AI Controller
Model Studio
Deploy LLMs on-premises and download Hugging Face and NIM models with Qubrid AI Controller
Welcome to the documentation for deploying Large Language Models (LLMs) with Qubrid AI Controller. In this guide, we will explore the process of deploying LLMs into our premises, including inferencing, to leverage the power of GPU acceleration for natural language processing tasks.
What are Large Language Models (LLMs)?
Large Language Models (LLMs) are a class of artificial intelligence models capable of understanding and generating human-like text, images, audio, and videos at scale. These models, often based on deep learning architectures like Transformers, have revolutionized natural language processing (NLP) tasks by exhibiting remarkable capabilities in language understanding, generation, translation, and more.
Inferencing with LLMs
Inferencing with LLMs involves using trained models to generate text or make predictions based on input data. Whether it's text completion, translation, summarization, or sentiment analysis, LLMs excel at understanding and generating human-like text in various contexts. The inferencing process typically involves:
- Model Deployment: Deploying the trained LLM on production environments or inference servers to handle incoming requests
- Input Processing: Preprocessing input data to ensure compatibility with the LLM's input format, such as tokenization or encoding
- Model Inference: Passing the preprocessed input through the LLM to generate predictions or text outputs
- Output Post-processing: Optionally, post-processing the model outputs to enhance readability or usability, depending on the application requirements
Integrating inferencing with LLMs into our GPU infrastructure platform offers scalable and high-performance solutions for real-time NLP applications, enabling rapid and efficient processing of natural language inputs.
Hugging Face Models
The admin can download the models from the Hugging Face repository and store them on the local server in the desired directory.
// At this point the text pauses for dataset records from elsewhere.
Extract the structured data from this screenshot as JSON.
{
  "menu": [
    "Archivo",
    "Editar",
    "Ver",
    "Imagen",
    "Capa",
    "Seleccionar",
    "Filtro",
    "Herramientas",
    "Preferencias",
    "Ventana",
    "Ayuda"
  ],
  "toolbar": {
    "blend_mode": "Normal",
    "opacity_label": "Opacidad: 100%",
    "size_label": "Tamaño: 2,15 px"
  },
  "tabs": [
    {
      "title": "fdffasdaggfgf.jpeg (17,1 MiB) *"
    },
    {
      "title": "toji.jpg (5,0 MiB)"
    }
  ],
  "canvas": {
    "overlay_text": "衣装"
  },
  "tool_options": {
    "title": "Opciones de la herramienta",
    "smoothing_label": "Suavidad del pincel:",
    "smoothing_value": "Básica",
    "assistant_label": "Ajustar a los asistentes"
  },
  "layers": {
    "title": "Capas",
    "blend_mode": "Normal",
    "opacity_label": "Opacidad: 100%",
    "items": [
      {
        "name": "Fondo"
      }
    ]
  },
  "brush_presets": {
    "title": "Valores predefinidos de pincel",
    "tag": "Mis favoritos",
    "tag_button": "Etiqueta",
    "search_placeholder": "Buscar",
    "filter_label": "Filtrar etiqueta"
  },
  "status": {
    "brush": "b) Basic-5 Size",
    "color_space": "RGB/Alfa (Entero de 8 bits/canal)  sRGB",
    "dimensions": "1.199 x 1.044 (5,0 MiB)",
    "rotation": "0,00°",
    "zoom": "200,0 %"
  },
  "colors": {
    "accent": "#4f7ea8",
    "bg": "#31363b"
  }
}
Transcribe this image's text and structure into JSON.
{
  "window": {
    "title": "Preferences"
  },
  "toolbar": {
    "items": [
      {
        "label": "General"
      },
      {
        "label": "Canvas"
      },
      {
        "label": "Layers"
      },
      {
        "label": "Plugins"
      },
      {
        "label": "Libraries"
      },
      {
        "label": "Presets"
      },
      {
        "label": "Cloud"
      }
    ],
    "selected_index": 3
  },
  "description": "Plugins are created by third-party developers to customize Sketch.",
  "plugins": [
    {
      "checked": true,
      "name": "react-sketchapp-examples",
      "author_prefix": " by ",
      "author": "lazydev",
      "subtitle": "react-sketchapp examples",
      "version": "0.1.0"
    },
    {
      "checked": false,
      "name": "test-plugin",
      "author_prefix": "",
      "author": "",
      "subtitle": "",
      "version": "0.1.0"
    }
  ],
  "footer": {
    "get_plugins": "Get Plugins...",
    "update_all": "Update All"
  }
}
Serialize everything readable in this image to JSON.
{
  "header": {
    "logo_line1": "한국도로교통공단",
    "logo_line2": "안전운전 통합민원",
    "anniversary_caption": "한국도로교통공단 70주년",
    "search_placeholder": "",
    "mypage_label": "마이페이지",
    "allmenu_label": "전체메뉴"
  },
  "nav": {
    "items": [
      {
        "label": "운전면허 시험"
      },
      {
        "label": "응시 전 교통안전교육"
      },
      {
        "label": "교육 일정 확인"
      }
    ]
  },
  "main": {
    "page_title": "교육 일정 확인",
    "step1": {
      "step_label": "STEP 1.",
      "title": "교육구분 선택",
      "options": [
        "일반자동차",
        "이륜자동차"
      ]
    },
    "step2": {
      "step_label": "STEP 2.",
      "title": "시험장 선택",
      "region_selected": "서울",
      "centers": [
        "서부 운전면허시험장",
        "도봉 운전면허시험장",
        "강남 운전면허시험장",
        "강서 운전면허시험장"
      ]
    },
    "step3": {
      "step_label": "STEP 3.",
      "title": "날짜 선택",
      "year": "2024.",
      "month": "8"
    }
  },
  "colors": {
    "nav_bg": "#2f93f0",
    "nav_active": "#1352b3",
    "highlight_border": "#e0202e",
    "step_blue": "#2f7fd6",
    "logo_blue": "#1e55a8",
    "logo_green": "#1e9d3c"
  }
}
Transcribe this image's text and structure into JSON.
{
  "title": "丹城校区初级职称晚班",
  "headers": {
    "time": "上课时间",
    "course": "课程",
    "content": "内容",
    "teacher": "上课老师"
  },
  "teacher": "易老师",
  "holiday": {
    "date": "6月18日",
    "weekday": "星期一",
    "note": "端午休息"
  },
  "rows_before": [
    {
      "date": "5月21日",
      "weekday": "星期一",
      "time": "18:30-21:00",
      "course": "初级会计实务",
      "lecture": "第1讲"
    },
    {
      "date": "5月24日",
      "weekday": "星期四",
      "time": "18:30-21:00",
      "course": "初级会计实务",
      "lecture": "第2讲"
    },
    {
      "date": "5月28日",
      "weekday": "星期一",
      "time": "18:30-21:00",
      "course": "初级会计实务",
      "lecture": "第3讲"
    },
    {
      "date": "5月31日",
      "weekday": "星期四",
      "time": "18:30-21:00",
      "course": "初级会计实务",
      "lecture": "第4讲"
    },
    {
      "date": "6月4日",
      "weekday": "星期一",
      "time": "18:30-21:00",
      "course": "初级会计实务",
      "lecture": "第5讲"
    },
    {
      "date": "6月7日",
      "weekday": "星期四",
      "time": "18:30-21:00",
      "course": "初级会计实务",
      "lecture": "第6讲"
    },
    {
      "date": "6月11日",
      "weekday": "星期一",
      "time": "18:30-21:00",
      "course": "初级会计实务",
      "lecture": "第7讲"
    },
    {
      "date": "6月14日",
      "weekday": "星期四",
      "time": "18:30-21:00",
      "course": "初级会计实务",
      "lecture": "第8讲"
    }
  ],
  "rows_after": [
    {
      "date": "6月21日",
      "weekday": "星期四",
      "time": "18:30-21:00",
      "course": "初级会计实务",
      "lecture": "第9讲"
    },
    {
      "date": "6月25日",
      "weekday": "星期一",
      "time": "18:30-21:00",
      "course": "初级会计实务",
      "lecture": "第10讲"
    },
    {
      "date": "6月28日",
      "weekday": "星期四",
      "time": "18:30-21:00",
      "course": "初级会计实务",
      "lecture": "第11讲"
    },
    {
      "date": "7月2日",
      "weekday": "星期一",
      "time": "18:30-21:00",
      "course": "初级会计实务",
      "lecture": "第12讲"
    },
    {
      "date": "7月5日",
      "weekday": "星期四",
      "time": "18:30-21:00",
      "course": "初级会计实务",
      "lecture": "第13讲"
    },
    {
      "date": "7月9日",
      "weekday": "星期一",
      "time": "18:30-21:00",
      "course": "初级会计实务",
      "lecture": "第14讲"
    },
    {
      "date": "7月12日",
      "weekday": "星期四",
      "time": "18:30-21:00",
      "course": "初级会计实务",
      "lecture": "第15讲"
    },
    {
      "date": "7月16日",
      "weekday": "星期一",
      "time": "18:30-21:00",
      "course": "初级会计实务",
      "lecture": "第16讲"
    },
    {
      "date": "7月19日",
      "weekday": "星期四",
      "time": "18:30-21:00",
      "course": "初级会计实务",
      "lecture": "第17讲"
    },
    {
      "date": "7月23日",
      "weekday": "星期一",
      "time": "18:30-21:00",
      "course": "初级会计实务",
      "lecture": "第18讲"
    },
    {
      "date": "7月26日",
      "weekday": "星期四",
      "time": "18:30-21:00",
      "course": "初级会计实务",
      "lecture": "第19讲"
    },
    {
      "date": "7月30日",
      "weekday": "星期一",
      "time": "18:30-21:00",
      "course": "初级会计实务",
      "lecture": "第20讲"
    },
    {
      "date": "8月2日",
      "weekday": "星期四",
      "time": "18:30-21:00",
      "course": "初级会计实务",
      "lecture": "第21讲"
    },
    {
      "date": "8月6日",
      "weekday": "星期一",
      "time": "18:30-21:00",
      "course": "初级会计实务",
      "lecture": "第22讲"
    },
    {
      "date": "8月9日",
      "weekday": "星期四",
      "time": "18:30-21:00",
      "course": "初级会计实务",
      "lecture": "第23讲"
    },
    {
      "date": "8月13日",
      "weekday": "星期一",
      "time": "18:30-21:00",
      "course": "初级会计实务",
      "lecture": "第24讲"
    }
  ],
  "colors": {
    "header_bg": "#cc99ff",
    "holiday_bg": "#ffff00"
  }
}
Download a Model from Hugging Face
The following are the steps to download a model from the Hugging Face repository.
Start the download
Click the download button against the models on the list and fill in the Hugging Face token and directory path (on the desired path - it can be a directory or NFS path).
Wait for completion
The model will get downloaded successfully, depending on the internet speed.
Please make sure the Hugging Face token provided is correct and has permission to download the desired model; otherwise, the downloading process will fail.
Currently, this version only supports Instruct-type language models from Hugging Face to be deployed for inference.
NIM (Nvidia Inference Microservice) Models
The admin can download the models from the NIM and store them on the local server in the desired directory.
Download a Model from the Nvidia NIM Repository
The following are the steps to download a model from the Nvidia NIM repository.
Add the NIM API key
Add the NIM API key before starting to download the models.
Download the model
Click the download button against the NIM models available on the list.
Wait for completion
The model will get downloaded successfully, depending on the internet speed.